労働者には就労請求権がないと解されており、また、業務命令の一環として使用者は一方的に自宅待機を命じることができますので、就業規則において自宅待機に関する規定があるか否かにかかわらず、使用者は労働者に対し、自宅待機を命じることができます。
ただし、自宅待機命令は、使用者が労働者による労務提供の受領を拒絶したという取扱いになるため、民法536条2項により、原則として有給で行う必要があります。
※なお、裁判例の中には、労働者を就労させないことについて、不正行為の再発、証拠隠滅のおそれなど緊急かつ合理的な理由が存する場合には、無給での自宅待機も認められるとするものもあります(名古屋地判平成3年7月22日労判608号59頁・日通名古屋製鉄作業事件)。
6 最後に
懲戒処分は、会社の秩序を維持する上では必要な対応でありますが、以上で見てきたとおり、労働者に対する制裁罰という観点から様々な法的制約があります。
人事労務に関する紛争の中でも、懲戒処分の有効性が争われる事案は極めて多いです。
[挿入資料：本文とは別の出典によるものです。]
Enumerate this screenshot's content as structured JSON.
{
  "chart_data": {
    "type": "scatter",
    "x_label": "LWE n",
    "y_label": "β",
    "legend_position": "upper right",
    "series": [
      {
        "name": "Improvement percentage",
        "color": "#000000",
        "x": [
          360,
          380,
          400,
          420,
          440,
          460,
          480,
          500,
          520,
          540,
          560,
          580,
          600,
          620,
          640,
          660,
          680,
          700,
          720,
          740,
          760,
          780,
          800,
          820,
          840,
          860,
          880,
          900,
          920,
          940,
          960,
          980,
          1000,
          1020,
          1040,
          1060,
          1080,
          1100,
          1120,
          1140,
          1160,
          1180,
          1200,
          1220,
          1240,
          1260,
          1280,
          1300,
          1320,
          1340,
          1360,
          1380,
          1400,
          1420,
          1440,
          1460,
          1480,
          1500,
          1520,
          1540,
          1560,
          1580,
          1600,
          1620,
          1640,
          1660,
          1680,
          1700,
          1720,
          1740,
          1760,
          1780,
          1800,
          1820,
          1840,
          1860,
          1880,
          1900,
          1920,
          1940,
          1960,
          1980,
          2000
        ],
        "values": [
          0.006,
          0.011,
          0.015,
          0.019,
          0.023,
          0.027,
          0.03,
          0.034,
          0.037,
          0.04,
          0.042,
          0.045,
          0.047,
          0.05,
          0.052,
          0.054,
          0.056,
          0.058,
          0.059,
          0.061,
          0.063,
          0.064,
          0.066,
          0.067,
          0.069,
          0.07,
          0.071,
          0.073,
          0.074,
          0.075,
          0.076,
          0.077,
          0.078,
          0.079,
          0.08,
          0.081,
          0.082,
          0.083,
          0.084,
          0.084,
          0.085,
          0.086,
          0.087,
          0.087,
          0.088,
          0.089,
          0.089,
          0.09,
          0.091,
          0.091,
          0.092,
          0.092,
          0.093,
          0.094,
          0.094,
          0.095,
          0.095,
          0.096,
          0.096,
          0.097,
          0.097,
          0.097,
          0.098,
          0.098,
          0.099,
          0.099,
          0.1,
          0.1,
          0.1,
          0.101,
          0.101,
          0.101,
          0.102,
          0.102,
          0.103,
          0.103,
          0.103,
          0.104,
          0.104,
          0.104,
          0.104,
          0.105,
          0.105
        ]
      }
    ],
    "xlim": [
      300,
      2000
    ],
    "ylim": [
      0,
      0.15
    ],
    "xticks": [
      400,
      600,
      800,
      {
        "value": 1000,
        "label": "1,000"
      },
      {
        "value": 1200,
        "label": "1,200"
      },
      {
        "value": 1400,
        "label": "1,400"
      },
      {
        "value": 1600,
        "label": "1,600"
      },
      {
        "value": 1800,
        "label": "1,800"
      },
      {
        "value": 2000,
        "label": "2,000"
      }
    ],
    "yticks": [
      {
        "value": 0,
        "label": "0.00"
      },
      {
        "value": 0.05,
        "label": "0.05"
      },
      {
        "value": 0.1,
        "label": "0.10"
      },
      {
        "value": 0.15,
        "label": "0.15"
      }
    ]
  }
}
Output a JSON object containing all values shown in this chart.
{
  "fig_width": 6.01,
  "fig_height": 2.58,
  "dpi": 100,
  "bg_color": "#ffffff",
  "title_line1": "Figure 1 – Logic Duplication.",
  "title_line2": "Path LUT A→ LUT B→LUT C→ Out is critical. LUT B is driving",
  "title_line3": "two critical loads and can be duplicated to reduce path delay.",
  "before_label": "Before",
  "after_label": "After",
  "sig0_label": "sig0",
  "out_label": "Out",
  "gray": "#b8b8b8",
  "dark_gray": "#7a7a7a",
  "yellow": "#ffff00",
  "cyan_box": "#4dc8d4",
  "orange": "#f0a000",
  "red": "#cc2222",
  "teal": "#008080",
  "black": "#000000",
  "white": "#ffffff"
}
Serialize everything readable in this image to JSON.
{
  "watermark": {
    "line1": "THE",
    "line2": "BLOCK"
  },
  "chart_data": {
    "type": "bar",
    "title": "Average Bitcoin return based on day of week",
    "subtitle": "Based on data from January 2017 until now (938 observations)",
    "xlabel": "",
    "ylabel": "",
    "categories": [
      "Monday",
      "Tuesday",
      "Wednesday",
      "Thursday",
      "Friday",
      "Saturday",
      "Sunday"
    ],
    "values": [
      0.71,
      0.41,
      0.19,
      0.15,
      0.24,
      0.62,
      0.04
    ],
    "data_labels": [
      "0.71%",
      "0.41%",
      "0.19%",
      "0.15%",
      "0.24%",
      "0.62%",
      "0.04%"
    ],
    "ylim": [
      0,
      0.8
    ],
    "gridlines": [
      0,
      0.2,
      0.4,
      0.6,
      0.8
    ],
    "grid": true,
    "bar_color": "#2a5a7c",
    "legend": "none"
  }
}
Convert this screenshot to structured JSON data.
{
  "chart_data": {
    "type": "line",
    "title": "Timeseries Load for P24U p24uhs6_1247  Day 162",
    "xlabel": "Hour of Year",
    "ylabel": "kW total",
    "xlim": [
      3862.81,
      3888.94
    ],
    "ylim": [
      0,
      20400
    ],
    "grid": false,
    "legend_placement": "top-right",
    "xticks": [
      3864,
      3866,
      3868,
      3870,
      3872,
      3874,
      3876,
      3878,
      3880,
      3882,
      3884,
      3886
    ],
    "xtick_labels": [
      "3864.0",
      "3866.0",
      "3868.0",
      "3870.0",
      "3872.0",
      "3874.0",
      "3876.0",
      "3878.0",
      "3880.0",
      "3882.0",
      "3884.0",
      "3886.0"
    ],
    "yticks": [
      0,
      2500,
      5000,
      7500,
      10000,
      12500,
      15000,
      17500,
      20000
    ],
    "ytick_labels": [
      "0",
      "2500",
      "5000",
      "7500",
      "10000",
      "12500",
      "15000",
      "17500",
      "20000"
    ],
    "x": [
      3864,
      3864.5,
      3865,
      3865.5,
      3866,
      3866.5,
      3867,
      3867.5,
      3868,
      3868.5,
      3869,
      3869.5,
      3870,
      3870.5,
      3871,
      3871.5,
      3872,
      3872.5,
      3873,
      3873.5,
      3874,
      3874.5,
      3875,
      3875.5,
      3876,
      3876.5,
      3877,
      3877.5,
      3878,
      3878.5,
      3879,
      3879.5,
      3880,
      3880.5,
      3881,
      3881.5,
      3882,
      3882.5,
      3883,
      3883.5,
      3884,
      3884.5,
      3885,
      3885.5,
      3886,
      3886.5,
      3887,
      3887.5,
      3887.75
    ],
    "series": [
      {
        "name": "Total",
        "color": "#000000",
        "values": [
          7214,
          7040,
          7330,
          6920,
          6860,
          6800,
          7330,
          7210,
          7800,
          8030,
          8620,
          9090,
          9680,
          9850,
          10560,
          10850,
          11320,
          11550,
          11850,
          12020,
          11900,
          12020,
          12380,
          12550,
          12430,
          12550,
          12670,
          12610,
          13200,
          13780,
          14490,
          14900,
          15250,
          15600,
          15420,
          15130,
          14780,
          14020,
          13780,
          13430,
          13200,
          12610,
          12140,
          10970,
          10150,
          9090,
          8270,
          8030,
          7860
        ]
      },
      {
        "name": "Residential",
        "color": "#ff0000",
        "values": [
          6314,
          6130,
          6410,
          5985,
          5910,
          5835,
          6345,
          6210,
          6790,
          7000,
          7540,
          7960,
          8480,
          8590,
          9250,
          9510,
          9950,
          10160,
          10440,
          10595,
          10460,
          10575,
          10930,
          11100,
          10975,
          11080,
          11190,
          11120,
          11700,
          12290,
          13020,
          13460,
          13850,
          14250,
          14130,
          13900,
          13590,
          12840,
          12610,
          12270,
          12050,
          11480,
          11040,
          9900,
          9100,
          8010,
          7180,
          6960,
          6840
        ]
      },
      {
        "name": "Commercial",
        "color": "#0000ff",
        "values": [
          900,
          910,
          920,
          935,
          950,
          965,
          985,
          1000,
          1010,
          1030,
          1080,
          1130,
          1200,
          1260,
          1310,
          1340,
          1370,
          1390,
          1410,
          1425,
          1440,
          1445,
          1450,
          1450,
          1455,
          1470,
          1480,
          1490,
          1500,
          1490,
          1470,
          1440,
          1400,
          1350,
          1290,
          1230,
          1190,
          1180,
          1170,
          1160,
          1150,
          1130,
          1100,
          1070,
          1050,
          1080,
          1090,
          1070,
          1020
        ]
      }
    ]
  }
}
会社側としては「労働者に非違行為があるのだから、懲戒処分が受けて当然である」という意識が強いために、法的に懲戒処分を実施し得るのかという点の検討が甘くなりがちとなり、労働者側も懲戒処分に納得できずに懲戒処分の有効性を争う姿勢に出ることも少なくないため、結果的に紛争に発展し、かつ懲戒処分の有効性が認められるか否か微妙なラインの事案がとても多い印象です。
適切に懲戒処分を行い、もって企業秩序を維持するためには、会社としては、労働者が非違行為を行った疑いがあるとしても、安易に懲戒処分を実施するのではなく、弁護士に助言を仰ぎながら、十分な調査、検討、手続を行った上で、適切な内容での懲戒処分を実施することが重要です。